Excuse us, whilst Paul Raley and I talk Raleigh Record Aces...
Firstly, I did try, twice, to talk Paul out of selling me his gloriously restored 1948 RRA to me. How could you sell this...??
http://www.wooljersey.com/
Secondly, Raleigh painting and spra-bonderising (I almost chose that as my eBay id). Spra-bonderising isn't a paint, it's a chemical metal treatment. The black Paul talks about is glorious British Cycle Enamel and Raleighs were dipped, never sprayed, in the stuff. Dipped in huge vats. Every Raleigh of the classic era, regardless of its finish colour, was so dipped. It is peerless paint that cannot be duplicated today for the depth of its rich, low gloss, its adhesion and its remarkable ability to "come back" with rubbing and polish compound. And it lasts far longer than the sprayed on paint that would follow on any cycle not black. So you can have a Rudge in Rudge Maroon or a Humber in Royal Blue whose signature paint is giving way to that glorious black underneath. Polychromatic colours (Lenton Green, Pathfinder Orange, Clubman Electric Blue, Humber Clipper Lilac etc) were applied over a silver basecoat. But under it all is that wonderous... black.
Finally, RRA production. I have been told that Raleigh had its best framebuilders turn out a parcel of these during a down time in cycle production in 1948 when Raleigh was suffering from chronic shortages of chrome and other components and turned out lots more frames than finished machines. I have owned four 1948 Raleighs as a result. And the only other year I've seen more than a few RRAs is very late in their production, c. 1951. RRA frames would be spra-bonderised and held in store until customers ordered a frame size, then completed with requested braze ons (there were lots of choices), colour, chrome or not etc etc. I suspect you were getting "1948" RRAs in 1949, 1950 etc etc.

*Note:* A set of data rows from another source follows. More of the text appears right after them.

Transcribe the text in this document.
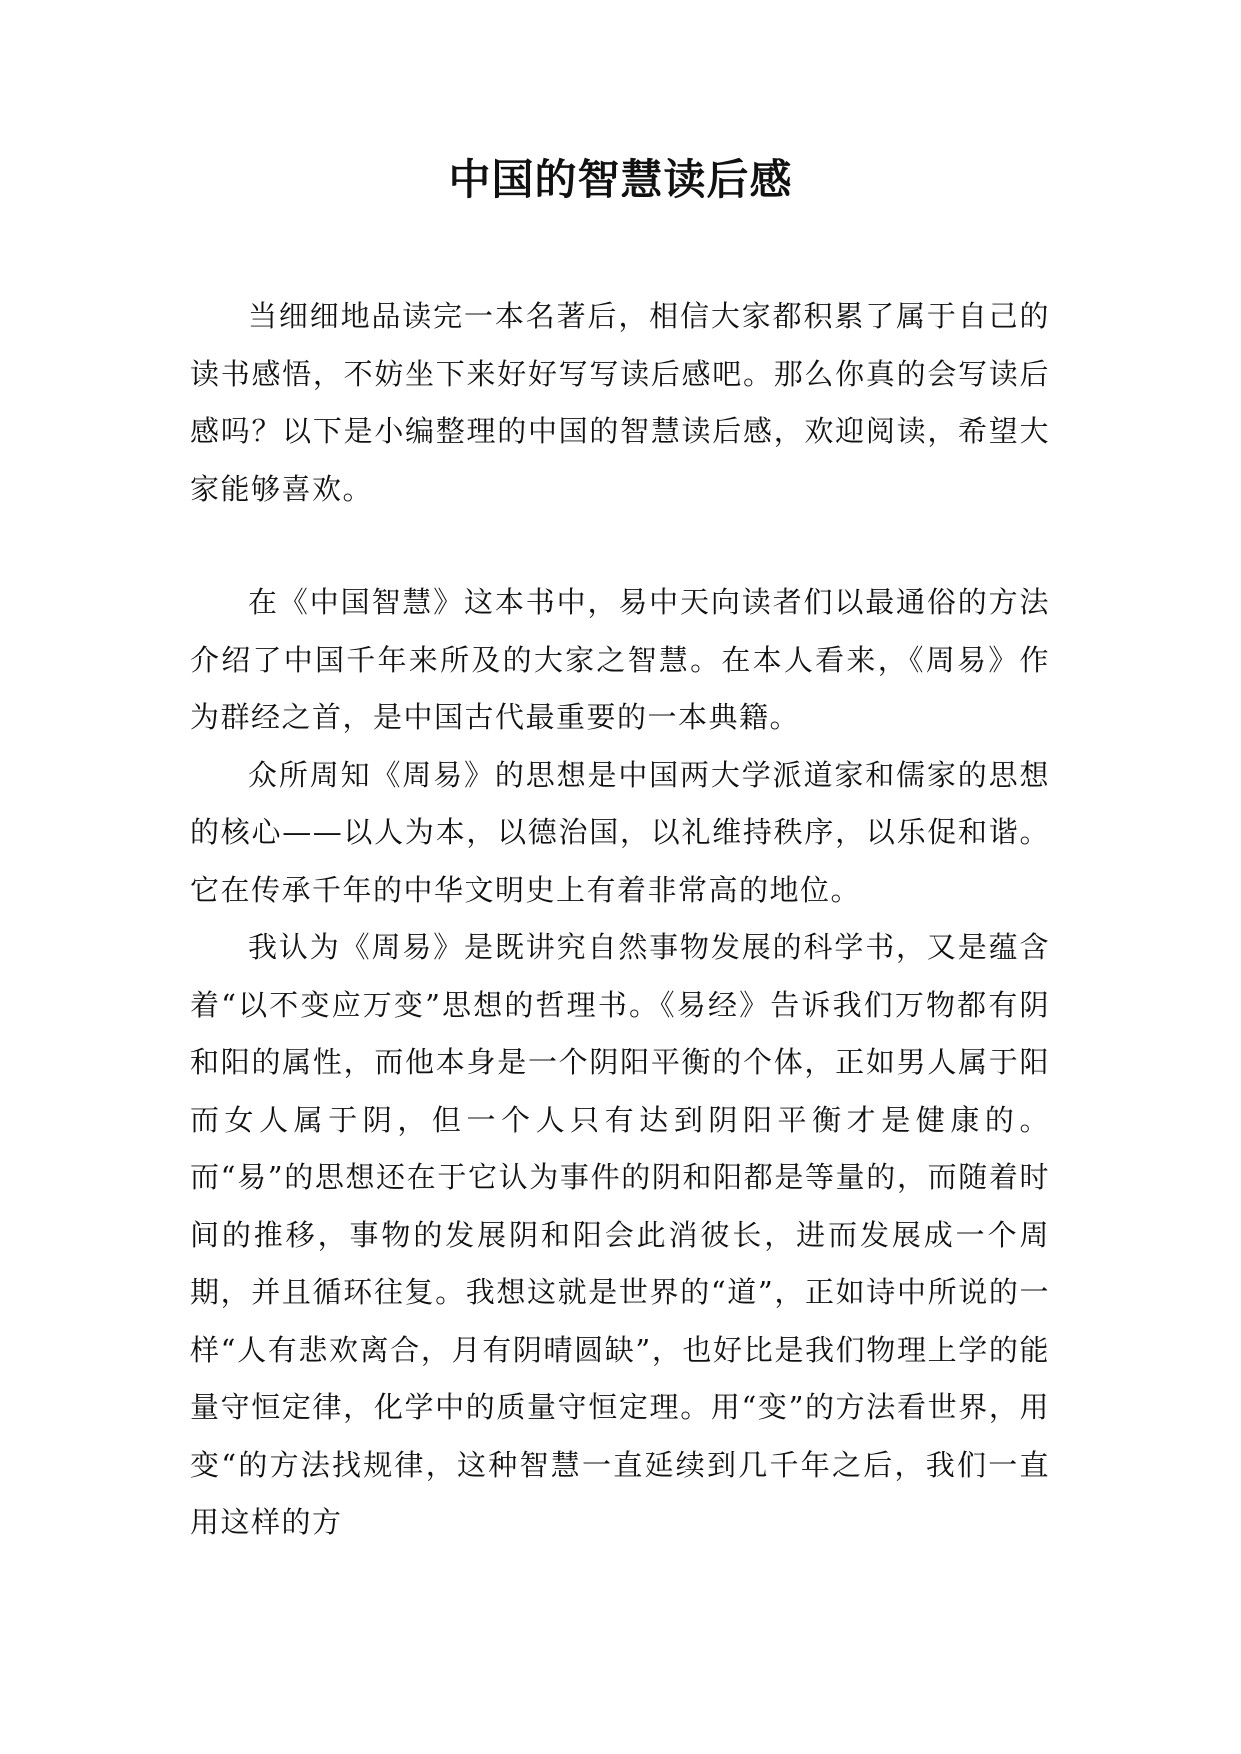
中国的智慧读后感

当细细地品读完一本名著后，相信大家都积累了属于自己的读书感悟，不妨坐下来好好写写读后感吧。那么你真的会写读后感吗？以下是小编整理的中国的智慧读后感，欢迎阅读，希望大家能够喜欢。

在《中国智慧》这本书中，易中天向读者们以最通俗的方法介绍了中国千年来所及的大家之智慧。在本人看来，《周易》作为群经之首，是中国古代最重要的一本典籍。

众所周知《周易》的思想是中国两大学派道家和儒家的思想的核心——以人为本，以德治国，以礼维持秩序，以乐促和谐。它在传承千年的中华文明史上有着非常高的地位。

我认为《周易》是既讲究自然事物发展的科学书，又是蕴含着“以不变应万变”思想的哲理书。《易经》告诉我们万物都有阴和阳的属性，而他本身是一个阴阳平衡的个体，正如男人属于阳而女人属于阴，但一个人只有达到阴阳平衡才是健康的。而“易”的思想还在于它认为事件的阴和阳都是等量的，而随着时间的推移，事物的发展阴和阳会此消彼长，进而发展成一个周期，并且循环往复。我想这就是世界的“道”，正如诗中所说的一样“人有悲欢离合，月有阴晴圆缺”，也好比是我们物理上学的能量守恒定律，化学中的质量守恒定理。用“变”的方法看世界，用变“的方法找规律，这种智慧一直延续到几千年之后，我们一直用这样的方
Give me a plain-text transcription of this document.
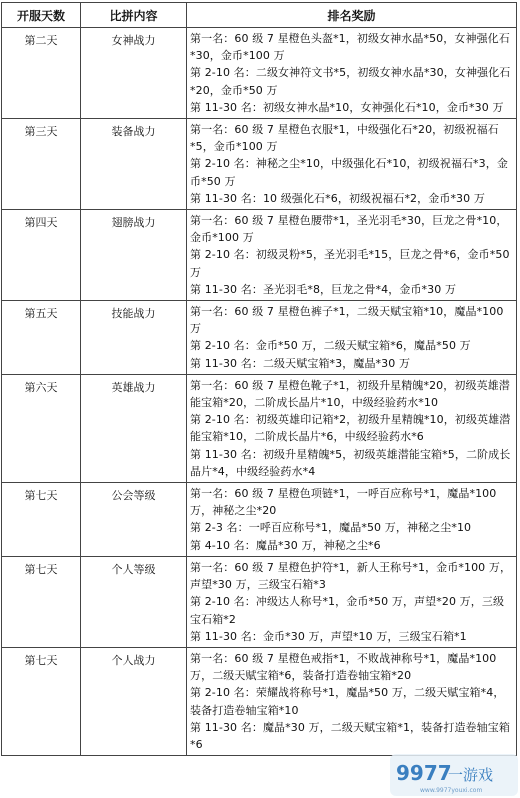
开服天数	比拼内容	排名奖励
第二天	女神战力	第一名：60 级 7 星橙色头盔*1，初级女神水晶*50，女神强化石*30，金币*100 万
第 2-10 名：二级女神符文书*5，初级女神水晶*30，女神强化石*20，金币*50 万
第 11-30 名：初级女神水晶*10，女神强化石*10，金币*30 万

第三天	装备战力	第一名：60 级 7 星橙色衣服*1，中级强化石*20，初级祝福石*5，金币*100 万
第 2-10 名：神秘之尘*10，中级强化石*10，初级祝福石*3，金币*50 万
第 11-30 名：10 级强化石*6，初级祝福石*2，金币*30 万

第四天	翅膀战力	第一名：60 级 7 星橙色腰带*1，圣光羽毛*30，巨龙之骨*10，金币*100 万
第 2-10 名：初级灵粉*5，圣光羽毛*15，巨龙之骨*6，金币*50 万
第 11-30 名：圣光羽毛*8，巨龙之骨*4，金币*30 万

第五天	技能战力	第一名：60 级 7 星橙色裤子*1，二级天赋宝箱*10，魔晶*100 万
第 2-10 名：金币*50 万，二级天赋宝箱*6，魔晶*50 万
第 11-30 名：二级天赋宝箱*3，魔晶*30 万

第六天	英雄战力	第一名：60 级 7 星橙色靴子*1，初级升星精魄*20，初级英雄潜能宝箱*20，二阶成长晶片*10，中级经验药水*10
第 2-10 名：初级英雄印记箱*2，初级升星精魄*10，初级英雄潜能宝箱*10，二阶成长晶片*6，中级经验药水*6
第 11-30 名：初级升星精魄*5，初级英雄潜能宝箱*5，二阶成长晶片*4，中级经验药水*4

第七天	公会等级	第一名：60 级 7 星橙色项链*1，一呼百应称号*1，魔晶*100 万，神秘之尘*20
第 2-3 名：一呼百应称号*1，魔晶*50 万，神秘之尘*10
第 4-10 名：魔晶*30 万，神秘之尘*6

第七天	个人等级	第一名：60 级 7 星橙色护符*1，新人王称号*1，金币*100 万，声望*30 万，三级宝石箱*3
第 2-10 名：冲级达人称号*1，金币*50 万，声望*20 万，三级宝石箱*2
第 11-30 名：金币*30 万，声望*10 万，三级宝石箱*1

第七天	个人战力	第一名：60 级 7 星橙色戒指*1，不败战神称号*1，魔晶*100 万，二级天赋宝箱*6，装备打造卷轴宝箱*20
第 2-10 名：荣耀战将称号*1，魔晶*50 万，二级天赋宝箱*4，装备打造卷轴宝箱*10
第 11-30 名：魔晶*30 万，二级天赋宝箱*1，装备打造卷轴宝箱*6
9977
一游戏
www.9977youxi.com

And NO, this was not an "off the shelf" machine, there was a choice of braze ons, components, paint etc etc to rival any bespoke framebuilder. The stock RRA components comprised the unique stem (evoking the lug design), pedals, chainset (designed after the Williams C1200 and believed to really have been made by them), bottom bracket with hollow axle, axle wingnuts and even the mudguard wingnuts, mudguards with alloy stays and the detachable saddle bag support. Everthing else was a glorious shopping list of the best British components of the era.

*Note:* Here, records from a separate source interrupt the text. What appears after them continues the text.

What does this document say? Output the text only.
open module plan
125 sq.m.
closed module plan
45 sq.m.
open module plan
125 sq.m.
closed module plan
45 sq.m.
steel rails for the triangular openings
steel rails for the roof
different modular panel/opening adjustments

You could have an RRA spec'd out as a time trial machine, a club machine, a touring one etc etc. or yes, a track frame. Sprints, 27 or 26 wire-on rims. I saw one of Reg's famous carmine red track RRAs at the Triumph Road works, Lenton, Nottingham. He won the 1974 championship on his 1948 (even he had one!) machine in, yes, the original paint.
Paul loves his RRAs. And he doesn't even have an RRA Moderne yet! Now that is just the sweetest ride on the planet and I did my personal best on the W&OD trail to Leesburg on mine.